Though the structure-function relationship of polypeptides is one of the core dogmas of molecular cell biology, the functional aspects of membrane structure have been little explored. The existence of lipid rafts and their involvement in diverse cellular processes suggests that such structure could be an important contributor to cell function and pathophysiology. We are using classical cell biology, biophysics, synthetic biology and computational modeling to characterize the role of membrane structure in the regulation of cell function. Specifically, we are focusing on the structural mechanisms that determine protein association with ordered membrane domains called lipid rafts. For this problem, we are using a novel and exciting model system wherein Giant Plasma Membrane Vesicles (GPMVs) isolated directly from live cells are observed to phase separate into microscopic domains that sort components in accordance with the lipid raft hypothesis.

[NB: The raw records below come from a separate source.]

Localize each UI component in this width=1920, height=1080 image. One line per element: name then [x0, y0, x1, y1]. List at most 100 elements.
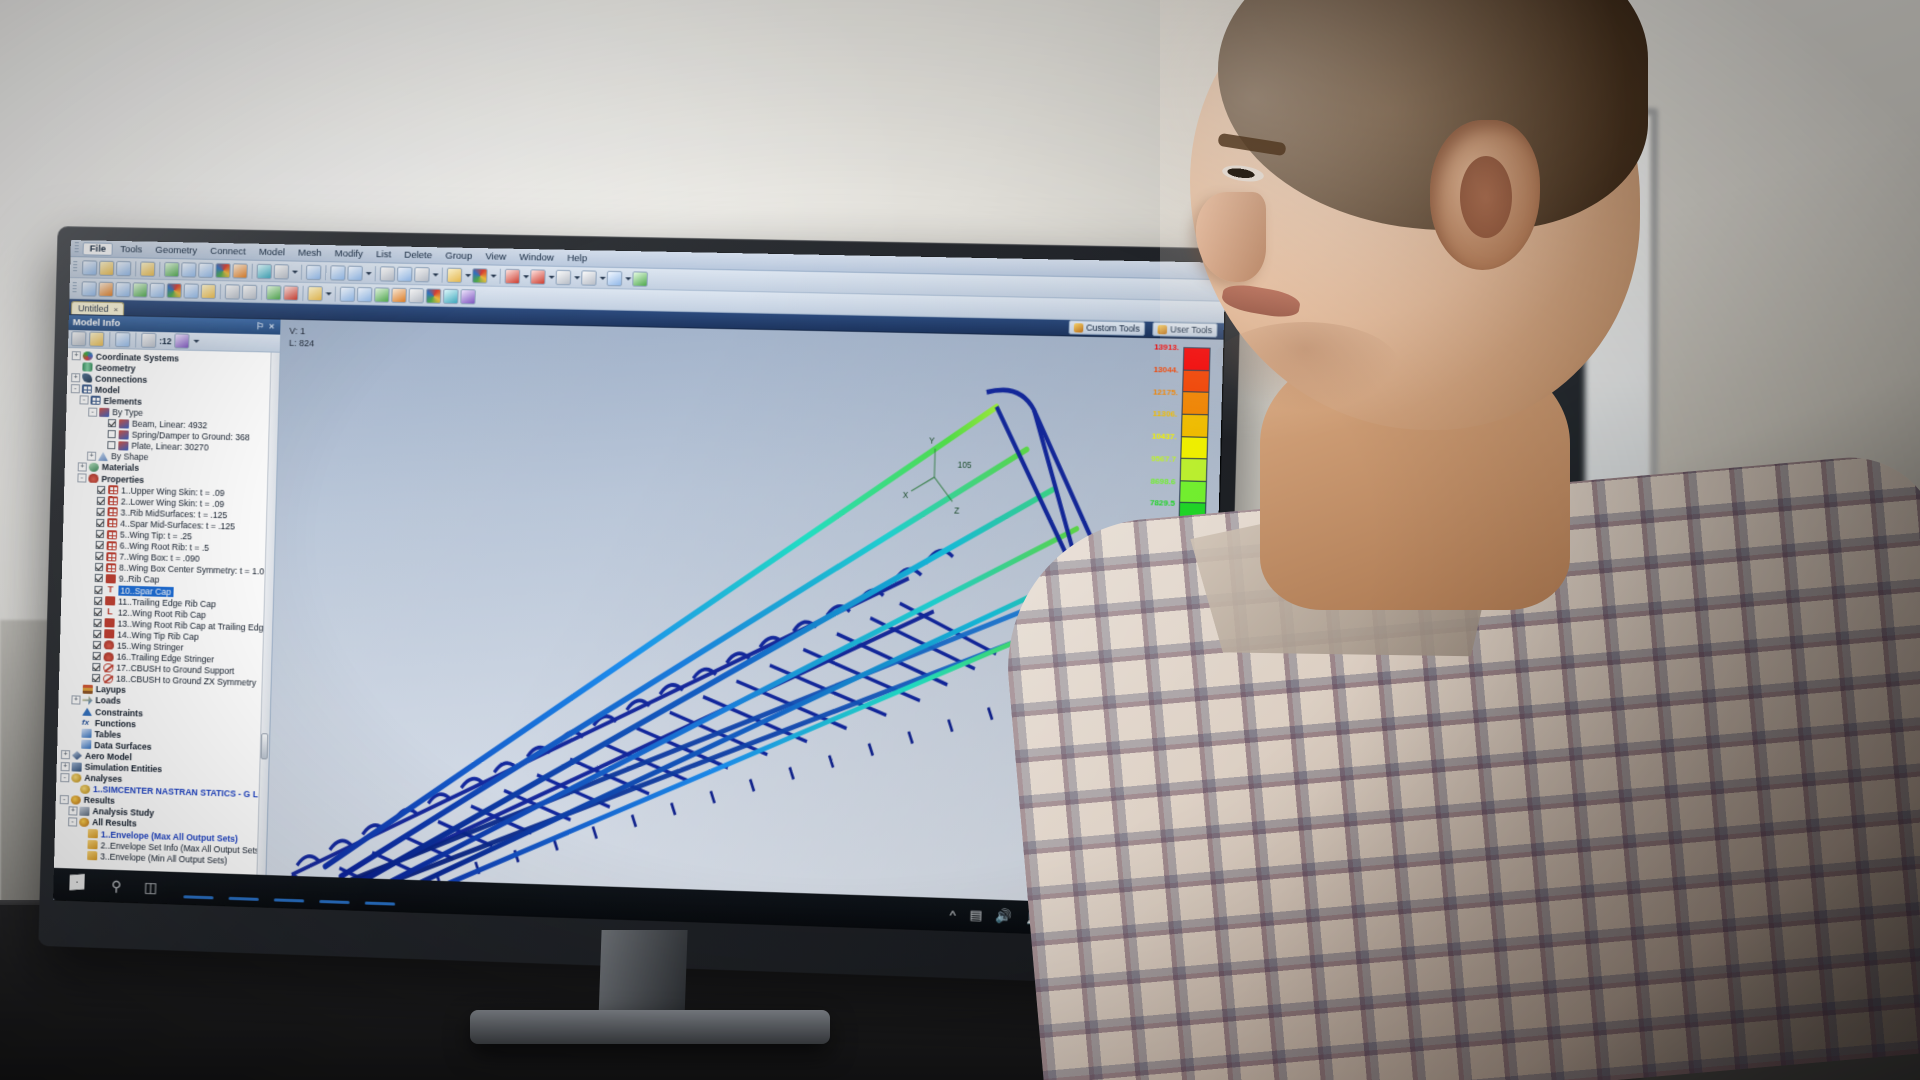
data-table-icon[interactable] [115, 281, 131, 297]
menu-item-connect[interactable]: Connect [204, 244, 252, 258]
model-tree[interactable]: + Coordinate Systems Geometry + Connections -… [53, 348, 280, 897]
expand-icon[interactable]: + [60, 761, 70, 771]
expand-icon[interactable]: + [86, 451, 97, 461]
notifications-icon[interactable]: 🗎 1 [1181, 911, 1198, 939]
pan-icon[interactable] [347, 265, 363, 281]
element-icon[interactable] [425, 287, 442, 304]
chevron-down-icon[interactable] [489, 268, 496, 283]
menu-item-modify[interactable]: Modify [328, 247, 369, 261]
layers-icon[interactable] [224, 283, 241, 300]
point-icon[interactable] [339, 286, 356, 302]
toolbar-grip[interactable] [73, 261, 78, 274]
chevron-down-icon[interactable] [324, 286, 330, 301]
paint-icon[interactable] [174, 333, 190, 349]
entity-editor-icon[interactable] [98, 281, 114, 297]
pick-icon[interactable] [530, 268, 546, 285]
visibility-checkbox[interactable] [92, 640, 102, 650]
model-info-icon[interactable] [81, 280, 97, 297]
list-icon[interactable] [379, 265, 396, 282]
tree-filter-icon[interactable] [115, 332, 131, 348]
visibility-checkbox[interactable] [92, 663, 101, 672]
property-icon[interactable] [442, 288, 459, 304]
solid-icon[interactable] [391, 287, 407, 303]
chevron-down-icon[interactable] [193, 334, 199, 349]
group-icon[interactable] [396, 266, 413, 282]
rotate-icon[interactable] [305, 264, 322, 280]
view-style-icon[interactable] [414, 266, 430, 282]
expand-icon[interactable]: + [60, 750, 71, 760]
api-programming-icon[interactable] [149, 282, 165, 298]
contour-icon[interactable] [472, 267, 488, 284]
menu-item-window[interactable]: Window [513, 250, 560, 264]
chevron-down-icon[interactable] [522, 269, 529, 284]
chart-icon[interactable] [132, 281, 148, 298]
chevron-down-icon[interactable] [291, 264, 297, 279]
visibility-checkbox[interactable] [107, 441, 116, 450]
bluetooth-icon[interactable]: ⚙ [1056, 910, 1069, 927]
preferences-icon[interactable] [139, 260, 156, 277]
collapse-icon[interactable]: - [79, 395, 89, 405]
tab-untitled[interactable]: Untitled × [70, 301, 125, 316]
material-icon[interactable] [460, 288, 476, 305]
search-icon[interactable]: ⚲ [99, 877, 133, 895]
chevron-down-icon[interactable] [598, 270, 605, 285]
visibility-checkbox[interactable] [107, 430, 116, 439]
visibility-checkbox[interactable] [93, 607, 102, 616]
messages-icon[interactable] [183, 282, 200, 299]
visibility-checkbox[interactable] [94, 596, 103, 605]
taskbar-clock[interactable]: 16:41 07.08.2019 [1115, 909, 1168, 933]
task-view-icon[interactable]: ◫ [133, 878, 168, 896]
menu-item-model[interactable]: Model [253, 245, 292, 259]
visibility-checkbox[interactable] [107, 419, 117, 428]
print-icon[interactable] [273, 263, 290, 280]
render-icon[interactable] [215, 262, 231, 278]
view-window-icon[interactable] [307, 285, 323, 301]
menu-item-view[interactable]: View [479, 250, 512, 264]
collapse-icon[interactable]: - [68, 817, 78, 827]
box-select-icon[interactable] [555, 269, 572, 285]
select-none-icon[interactable] [504, 268, 521, 284]
visibility-checkbox[interactable] [94, 574, 103, 583]
save-file-icon[interactable] [115, 260, 132, 276]
curve-icon[interactable] [356, 286, 373, 302]
pin-icon[interactable]: ⚐ [256, 321, 264, 332]
visibility-checkbox[interactable] [93, 618, 102, 627]
measure-icon[interactable] [446, 267, 463, 283]
visibility-checkbox[interactable] [95, 541, 104, 550]
load-set-icon[interactable] [265, 284, 282, 300]
freehand-select-icon[interactable] [606, 270, 623, 286]
menu-item-list[interactable]: List [370, 247, 397, 261]
battery-icon[interactable]: ▤ [969, 907, 982, 924]
open-file-icon[interactable] [98, 260, 115, 276]
toolbar-grip[interactable] [74, 242, 79, 255]
user-tools-button[interactable]: User Tools [1152, 321, 1218, 338]
surface-icon[interactable] [374, 286, 390, 303]
custom-tools-button[interactable]: Custom Tools [1068, 320, 1146, 336]
visibility-checkbox[interactable] [96, 496, 105, 505]
collapse-icon[interactable]: - [70, 384, 80, 394]
menu-item-tools[interactable]: Tools [114, 242, 149, 256]
post-processing-icon[interactable] [166, 282, 182, 298]
menu-item-geometry[interactable]: Geometry [149, 243, 203, 257]
collapse-icon[interactable]: - [60, 772, 70, 782]
spreadsheet-icon[interactable] [200, 283, 217, 299]
chevron-down-icon[interactable] [364, 265, 370, 280]
chevron-up-icon[interactable]: ^ [949, 907, 956, 923]
visibility-checkbox[interactable] [96, 507, 105, 516]
chevron-down-icon[interactable] [624, 271, 631, 286]
menu-item-delete[interactable]: Delete [398, 248, 438, 262]
toolbar-grip[interactable] [72, 282, 77, 295]
entity-select-icon[interactable] [632, 270, 648, 287]
visibility-checkbox[interactable] [91, 674, 101, 683]
expand-icon[interactable]: + [71, 373, 81, 383]
node-icon[interactable] [408, 287, 425, 303]
import-icon[interactable] [164, 261, 180, 277]
menu-item-mesh[interactable]: Mesh [292, 246, 328, 260]
start-button[interactable] [53, 874, 99, 896]
close-icon[interactable]: × [269, 321, 275, 332]
zoom-in-icon[interactable] [330, 264, 346, 281]
keyboard-icon[interactable]: ⌨ [1082, 911, 1102, 928]
volume-icon[interactable]: 🔊 [996, 908, 1013, 925]
visibility-checkbox[interactable] [92, 651, 101, 661]
expand-icon[interactable]: + [77, 462, 87, 472]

Using direct, quantitative analysis of raft partitioning of native and model proteins, we have shown that the length of a protein transmembrane domain determines raft association and that modification by saturated fatty acids (palmitoylation) can be used as a post-translational control mechanism for raft targeting of the majority of integral membrane proteins. Finally, raft association correlates directly with sub-cellular localization, implicating lipid-driven phase separation as a mechanism for protein sorting.